The reaction follows a free-radical substitution mechanism. Chlorine atoms replace hydrogen along the chain, disrupting the crystallinity of the polyethylene and providing elastomeric properties. Simultaneously, sulfonyl chloride groups (-SO_{2}Cl) are introduced, which serve as reactive sites for cross-linking.

The general reaction can be represented as:

$(-[CH_2-CH_2]_n-) + SO_2 + Cl_2 \xrightarrow{\text{initiator}} (-[CH_2-CH(Cl)]_x-[CH_2-CH(SO_2Cl)]_y-) + HCl$

Commercial grades typically contain 20–45% chlorine and 1–2% sulfur by weight.

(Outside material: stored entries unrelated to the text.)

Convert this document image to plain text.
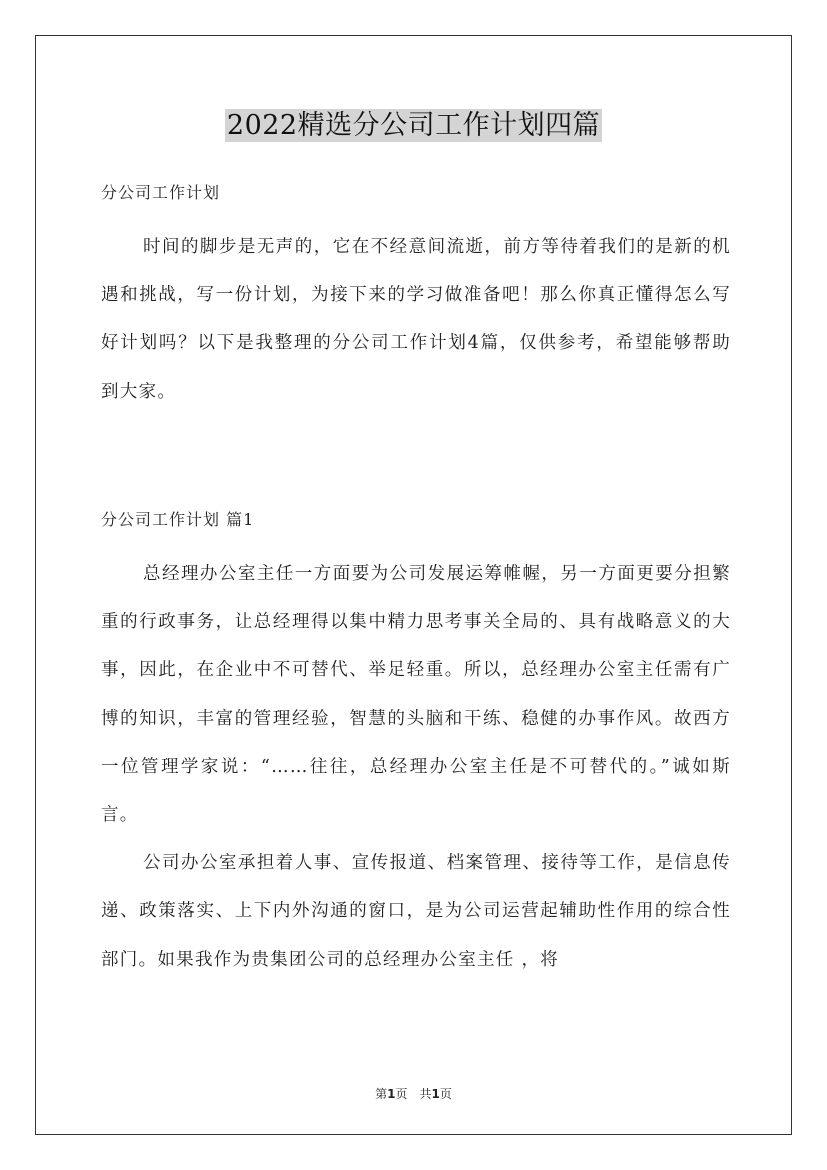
2022精选分公司工作计划四篇

分公司工作计划

时间的脚步是无声的，它在不经意间流逝，前方等待着我们的是新的机遇和挑战，写一份计划，为接下来的学习做准备吧！那么你真正懂得怎么写好计划吗？以下是我整理的分公司工作计划4篇，仅供参考，希望能够帮助到大家。

分公司工作计划 篇1

总经理办公室主任一方面要为公司发展运筹帷幄，另一方面更要分担繁重的行政事务，让总经理得以集中精力思考事关全局的、具有战略意义的大事，因此，在企业中不可替代、举足轻重。所以，总经理办公室主任需有广博的知识，丰富的管理经验，智慧的头脑和干练、稳健的办事作风。故西方一位管理学家说：“……往往，总经理办公室主任是不可替代的。”诚如斯言。

公司办公室承担着人事、宣传报道、档案管理、接待等工作，是信息传递、政策落实、上下内外沟通的窗口，是为公司运营起辅助性作用的综合性部门。如果我作为贵集团公司的总经理办公室主任 ，将

第1页 共1页
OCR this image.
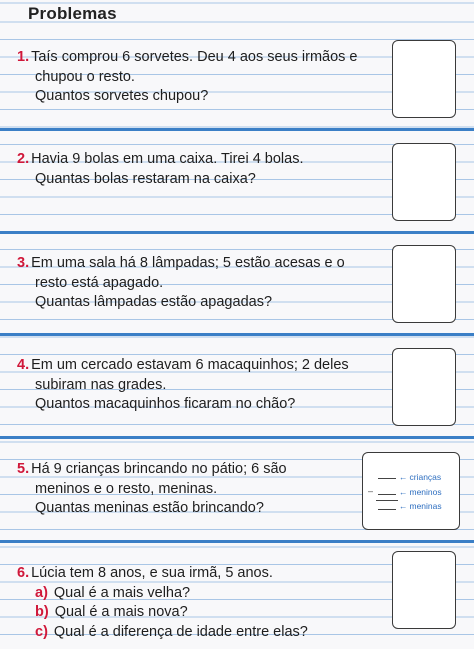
Problemas
1. Taís comprou 6 sorvetes. Deu 4 aos seus irmãos e
chupou o resto.
Quantos sorvetes chupou?
2. Havia 9 bolas em uma caixa. Tirei 4 bolas.
Quantas bolas restaram na caixa?
3. Em uma sala há 8 lâmpadas; 5 estão acesas e o
resto está apagado.
Quantas lâmpadas estão apagadas?
4. Em um cercado estavam 6 macaquinhos; 2 deles
subiram nas grades.
Quantos macaquinhos ficaram no chão?
5. Há 9 crianças brincando no pátio; 6 são
meninos e o resto, meninas.
Quantas meninas estão brincando?
← crianças
–	← meninos
← meninas
6. Lúcia tem 8 anos, e sua irmã, 5 anos.
a) Qual é a mais velha?
b) Qual é a mais nova?
c) Qual é a diferença de idade entre elas?
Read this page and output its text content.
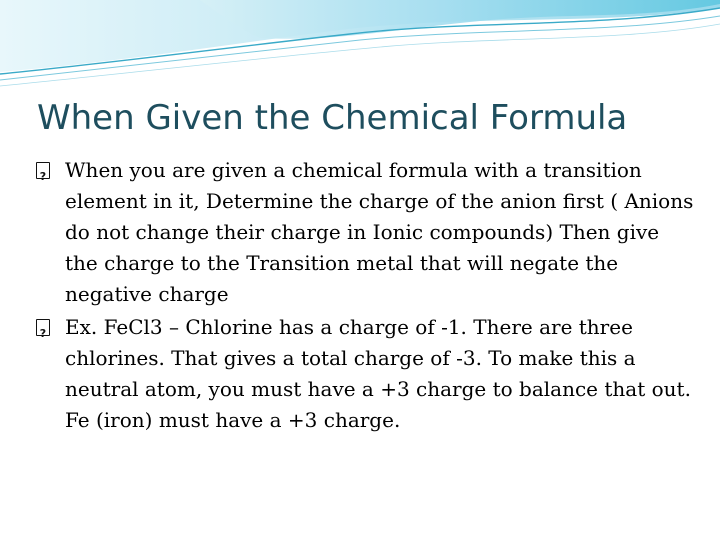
When Given the Chemical Formula
?
When you are given a chemical formula with a transition element in it, Determine the charge of the anion first ( Anions do not change their charge in Ionic compounds) Then give the charge to the Transition metal that will negate the negative charge
?
Ex. FeCl3 – Chlorine has a charge of -1. There are three chlorines. That gives a total charge of -3. To make this a neutral atom, you must have a +3 charge to balance that out. Fe (iron) must have a +3 charge.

=== Cross-linking (Curing) ===
Unlike natural rubber, which is typically vulcanized using sulfur, CSM is cured using metal oxides. The sulfonyl chloride groups react with the metal oxide—typically magnesium oxide (MgO), lead(II) oxide (PbO), or zinc oxide (ZnO)—in the presence of accelerators and fatty acids to form stable cross-links.

The cross-linking mechanism forms a metal sulfonate bridge:

$2 \text{ R-SO}_2Cl + \text{MgO} + \text{H}_2\text{O} \rightarrow \text{R-SO}_2\text{-O-Mg-O-SO}_2\text{-R} + \text{MgCl}_2$

==Discontinuance==
DuPont Performance Elastomers announced on May 7, 2009, that it intended to close its manufacturing plant in Beaumont, Texas, by June 30, 2009. This was DPE's sole plant for CSM materials. The company was therefore exiting the business for Hypalon and its related product, Acsium. The plant closure was delayed until April 20, 2010, in response to customer requests.

=== Current production ===
Following DuPont's exit, the material continues to be manufactured globally, most notably by Tosoh Corporation in Japan (under the name Toso-CSM) and various manufacturers in China. In the marine industry, the term "Hypalon" persists as a colloquial name for CSM-coated fabrics used in boat construction, such as those produced by Pennel & Flipo (ORCA fabric).

== Properties ==
CSM is valued for specific properties that distinguish it from other elastomers like polychloroprene (Neoprene) or EPDM:
- Weather Resistance: Exceptional resistance to UV degradation and ozone cracking.
- Chemical Resistance: High resistance to corrosive chemicals, including strong acids and bases.
- Thermal Stability: Operational temperature range typically from −40 °C to +150 °C.
- Color Stability: Unlike many rubbers, CSM can be compounded in light colors without degrading in sunlight.

== Applications ==
=== Marine industry ===
One of the most visible applications of CSM is in the construction of Rigid Inflatable Boats (RIBs) and high-end inflatable tenders. The material is preferred over PVC for professional and military use due to its longevity and resistance to salt water and sunlight.
=== Construction and automotive ===
- Roofing: Single-ply roofing membranes for flat roofs.
- Automotive: Power steering hoses, timing belts, and fuel lines requiring heat and oil resistance.
- Wire and Cable: Jacketing for electrical cables in harsh industrial environments.